Who, even in the hour of agony, would forget the friend over whom he mourns?

….No, the love which survives the tomb is one of the noblest attributes of the soul. If it has its woes, it has likewise its delights; and when the overwhelming burst of grief … is softened away into pensive meditation on all that it was in the days of its loveliness- who would root out such a sorrow from the heart? Though it may sometimes throw a passing cloud over the bright hour of gayety, or spread a deeper sadness over the hour of gloom, yet who would exchange it even for the song of pleasure, or the burst of revelry?
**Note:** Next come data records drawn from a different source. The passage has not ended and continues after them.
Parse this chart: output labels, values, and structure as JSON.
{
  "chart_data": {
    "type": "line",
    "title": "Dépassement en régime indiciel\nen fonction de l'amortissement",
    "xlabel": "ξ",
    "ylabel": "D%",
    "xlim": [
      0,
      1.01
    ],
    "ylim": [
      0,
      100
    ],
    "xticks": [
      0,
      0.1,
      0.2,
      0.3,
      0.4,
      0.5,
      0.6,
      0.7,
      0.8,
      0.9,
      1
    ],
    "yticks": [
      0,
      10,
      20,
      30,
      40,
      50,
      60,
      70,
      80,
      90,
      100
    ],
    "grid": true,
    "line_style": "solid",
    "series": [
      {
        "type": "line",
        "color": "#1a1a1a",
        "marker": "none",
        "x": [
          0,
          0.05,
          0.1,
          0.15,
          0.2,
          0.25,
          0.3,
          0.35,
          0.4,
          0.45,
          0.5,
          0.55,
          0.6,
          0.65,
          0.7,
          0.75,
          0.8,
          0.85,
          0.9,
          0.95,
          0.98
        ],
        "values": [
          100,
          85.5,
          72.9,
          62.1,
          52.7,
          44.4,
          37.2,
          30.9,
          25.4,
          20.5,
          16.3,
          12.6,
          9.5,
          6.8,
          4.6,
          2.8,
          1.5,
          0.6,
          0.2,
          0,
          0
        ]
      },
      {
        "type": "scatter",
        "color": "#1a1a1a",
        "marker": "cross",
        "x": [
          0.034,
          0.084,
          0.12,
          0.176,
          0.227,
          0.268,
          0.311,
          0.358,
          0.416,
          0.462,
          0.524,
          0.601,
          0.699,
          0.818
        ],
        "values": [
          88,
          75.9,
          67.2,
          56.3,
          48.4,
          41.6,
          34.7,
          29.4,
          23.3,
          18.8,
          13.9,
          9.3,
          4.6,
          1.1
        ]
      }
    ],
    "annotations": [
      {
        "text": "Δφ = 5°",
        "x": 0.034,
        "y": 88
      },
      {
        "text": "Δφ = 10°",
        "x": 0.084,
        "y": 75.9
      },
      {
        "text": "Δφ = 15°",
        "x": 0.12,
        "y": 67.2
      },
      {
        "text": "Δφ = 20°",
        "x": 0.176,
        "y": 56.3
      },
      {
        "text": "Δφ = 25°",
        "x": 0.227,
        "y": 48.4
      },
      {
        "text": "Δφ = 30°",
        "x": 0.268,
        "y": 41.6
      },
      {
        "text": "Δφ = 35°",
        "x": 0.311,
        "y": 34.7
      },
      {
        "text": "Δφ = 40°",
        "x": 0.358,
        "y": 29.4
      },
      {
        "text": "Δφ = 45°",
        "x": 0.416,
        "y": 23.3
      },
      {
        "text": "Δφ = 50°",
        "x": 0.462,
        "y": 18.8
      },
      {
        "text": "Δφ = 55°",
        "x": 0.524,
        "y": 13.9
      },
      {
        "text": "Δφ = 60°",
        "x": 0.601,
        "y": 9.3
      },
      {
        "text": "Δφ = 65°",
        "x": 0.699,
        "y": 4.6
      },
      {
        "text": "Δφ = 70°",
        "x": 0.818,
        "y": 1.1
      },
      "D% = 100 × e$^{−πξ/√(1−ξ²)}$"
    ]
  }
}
Oh, the grave! – the grave!- It buries every error- covers every defect, extinguishes every resentment! From its peaceful bosom spring none but fond regrets and tender recollections.

… the grave of those we loved- what a place for meditation! There it is that we call up in long review the whole history of virtue and gentleness, and the thousand endearments lavished upon us almost unheeded in the daily intercourse of intimacy-

Ay, go to the grave of buried love, and meditate!

Then weave thy chaplet of flowers, and strew the beauties of nature about the grave; console thy broken spirit, if thou canst, with these tender, yet futile tributes of regret; but take warning by the bitterness of this thy contrite affliction over the dead, and henceforth be more faithful and affectionate in the discharge of thy duties to the living.